Pepperdata® Code Analyzer for Apache Spark enables Spark application developers to easily identify performance bottlenecks in their applications. Code Analyzer correlates real-time cluster resource use (CPU, memory, network, and disk I/O) to particular blocks of application code.

Code Analyzer for Apache Spark provides performance feedback to the Code, Build, Test, and Release phases of the DevOps cycle.

Benefits for Devs

  • Identify the lines of code and the stages that cause performance issues related to CPU, memory, garbage collection, network, and disk I/O

  • Easily disambiguate resources used during parallel stages

  • Understand why run-time variations occur for the same application

  • Determine whether performance issues are due to the application or other workloads on the cluster

Benefits for Managers

  • Improve communication of performance issues between Dev and Ops

  • Shorten time to production

  • Increase cluster ROI

Benefits for Ops

  • Reduce the number of performance incidents in production

  • Easily communicate detailed performance issues back to developers

Code Analyzer Identifies the lines of code and the stages that cause performance issues related to CPU, memory, garbage collection, network, and disk I/O

Code-Centric Approach

Code Analyzer uses a code-centric approach that presents the developer with a code block and correlates it with the timeline of cluster resources consumed during execution. This enables developers to pinpoint specific segments of code and stages that require optimization.
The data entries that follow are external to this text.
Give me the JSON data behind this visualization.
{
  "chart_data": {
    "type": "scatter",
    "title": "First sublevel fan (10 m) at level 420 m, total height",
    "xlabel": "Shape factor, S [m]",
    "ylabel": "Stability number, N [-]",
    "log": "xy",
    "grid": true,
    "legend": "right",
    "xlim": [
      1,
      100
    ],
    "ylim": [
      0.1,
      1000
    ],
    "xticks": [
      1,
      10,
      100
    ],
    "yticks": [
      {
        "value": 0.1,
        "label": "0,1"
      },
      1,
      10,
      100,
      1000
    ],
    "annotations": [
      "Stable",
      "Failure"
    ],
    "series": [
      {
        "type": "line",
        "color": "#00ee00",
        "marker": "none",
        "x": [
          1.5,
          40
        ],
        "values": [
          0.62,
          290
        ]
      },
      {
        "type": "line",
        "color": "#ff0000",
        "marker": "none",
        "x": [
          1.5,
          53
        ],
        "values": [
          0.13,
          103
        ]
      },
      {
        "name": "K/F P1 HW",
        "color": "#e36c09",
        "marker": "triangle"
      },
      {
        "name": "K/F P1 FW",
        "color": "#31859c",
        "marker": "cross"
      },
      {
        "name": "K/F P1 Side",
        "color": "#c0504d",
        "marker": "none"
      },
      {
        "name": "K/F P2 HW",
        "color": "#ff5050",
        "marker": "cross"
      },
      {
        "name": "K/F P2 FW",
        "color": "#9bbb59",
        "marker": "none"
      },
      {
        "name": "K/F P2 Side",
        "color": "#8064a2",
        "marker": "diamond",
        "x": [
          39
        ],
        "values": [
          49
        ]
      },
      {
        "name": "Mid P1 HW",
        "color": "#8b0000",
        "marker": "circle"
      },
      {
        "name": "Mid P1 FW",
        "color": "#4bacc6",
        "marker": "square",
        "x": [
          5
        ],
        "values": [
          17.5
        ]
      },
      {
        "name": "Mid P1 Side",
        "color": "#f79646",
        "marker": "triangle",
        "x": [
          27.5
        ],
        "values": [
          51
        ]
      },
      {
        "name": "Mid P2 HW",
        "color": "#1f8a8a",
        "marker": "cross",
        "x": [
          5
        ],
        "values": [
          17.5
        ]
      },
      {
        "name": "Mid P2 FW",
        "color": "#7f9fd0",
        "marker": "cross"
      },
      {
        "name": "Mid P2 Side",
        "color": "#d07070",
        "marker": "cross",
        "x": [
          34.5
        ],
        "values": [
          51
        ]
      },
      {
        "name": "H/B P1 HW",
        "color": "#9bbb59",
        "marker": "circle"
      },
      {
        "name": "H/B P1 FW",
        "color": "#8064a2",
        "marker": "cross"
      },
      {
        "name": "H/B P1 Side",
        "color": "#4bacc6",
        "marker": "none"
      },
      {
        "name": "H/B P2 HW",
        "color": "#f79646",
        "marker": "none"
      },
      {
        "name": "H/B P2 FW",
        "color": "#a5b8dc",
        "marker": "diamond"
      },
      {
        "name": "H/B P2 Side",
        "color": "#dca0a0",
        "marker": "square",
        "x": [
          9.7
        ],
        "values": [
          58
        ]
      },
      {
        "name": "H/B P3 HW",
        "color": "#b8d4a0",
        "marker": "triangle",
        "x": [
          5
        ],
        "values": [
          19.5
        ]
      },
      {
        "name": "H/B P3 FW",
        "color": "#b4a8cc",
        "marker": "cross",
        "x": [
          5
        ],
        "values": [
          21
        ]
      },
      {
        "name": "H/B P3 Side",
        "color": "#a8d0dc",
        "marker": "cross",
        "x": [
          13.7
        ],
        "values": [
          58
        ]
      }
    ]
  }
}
For example, if an application is consuming a lot of CPU while two stages are running in parallel, it is impossible to determine which stage is causing the problem when only using the Apache Spark UI. Because Code Analyzer provides a time-series view overlaid with parallel stages, it becomes almost trivial to understand which stage is causing the high CPU usage.

Using Apache Spark UI or other tools, it is very difficult to understand variance in application runtime performance. This is because none of these tools provides the entire context of what else is running on the cluster. Code Analyzer shows the “cluster weather” so that developers can understand whether the performance variation was due to their application or the context within which the application was running.
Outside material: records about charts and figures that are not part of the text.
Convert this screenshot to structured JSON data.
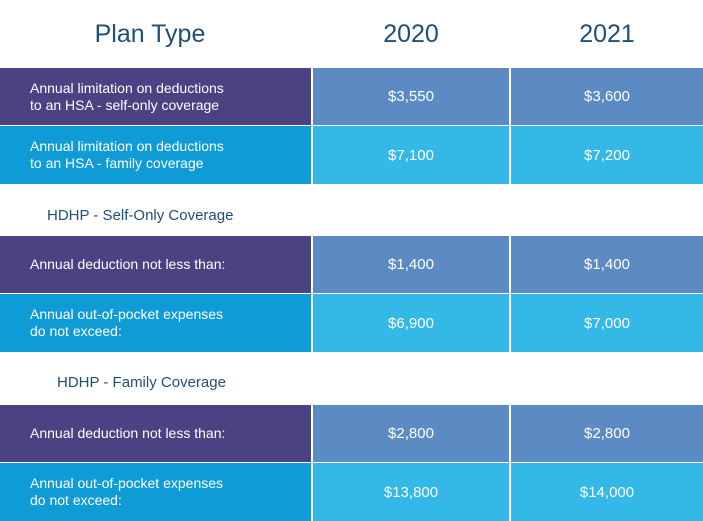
{
  "header": {
    "plan_type": "Plan Type",
    "year1": "2020",
    "year2": "2021"
  },
  "rows": [
    {
      "label": "Annual limitation on deductions\nto an HSA  -  self-only coverage",
      "v2020": "$3,550",
      "v2021": "$3,600"
    },
    {
      "label": "Annual limitation on deductions\nto an HSA  -  family coverage",
      "v2020": "$7,100",
      "v2021": "$7,200"
    },
    {
      "label": "Annual deduction not less than:",
      "v2020": "$1,400",
      "v2021": "$1,400"
    },
    {
      "label": "Annual out-of-pocket expenses\ndo not exceed:",
      "v2020": "$6,900",
      "v2021": "$7,000"
    },
    {
      "label": "Annual deduction not less than:",
      "v2020": "$2,800",
      "v2021": "$2,800"
    },
    {
      "label": "Annual out-of-pocket expenses\ndo not exceed:",
      "v2020": "$13,800",
      "v2021": "$14,000"
    }
  ],
  "sections": {
    "self_only": "HDHP  -  Self-Only Coverage",
    "family": "HDHP  -  Family Coverage"
  },
  "colors": {
    "label_dark": "#4b4283",
    "value_dark": "#5b8bc2",
    "label_light": "#0f9bd5",
    "value_light": "#34b8e8",
    "heading": "#1f4e79"
  }
}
Seamless Integration with Pepperdata Products

Code Analyzer for Apache Spark is integrated with the other Pepperdata products to provide an end-to-end DevOps solution, combining overall cluster awareness (monitoring, troubleshooting, and alerting) with deep recommendations for improving the performance of individual jobs.

Works With All Big Data Distributions

Code Analyzer works with Big Data distributions including Apache, Cloudera, Hortonworks, MapR, and IBM. Pepperdata supports clusters running on-premise and in the cloud.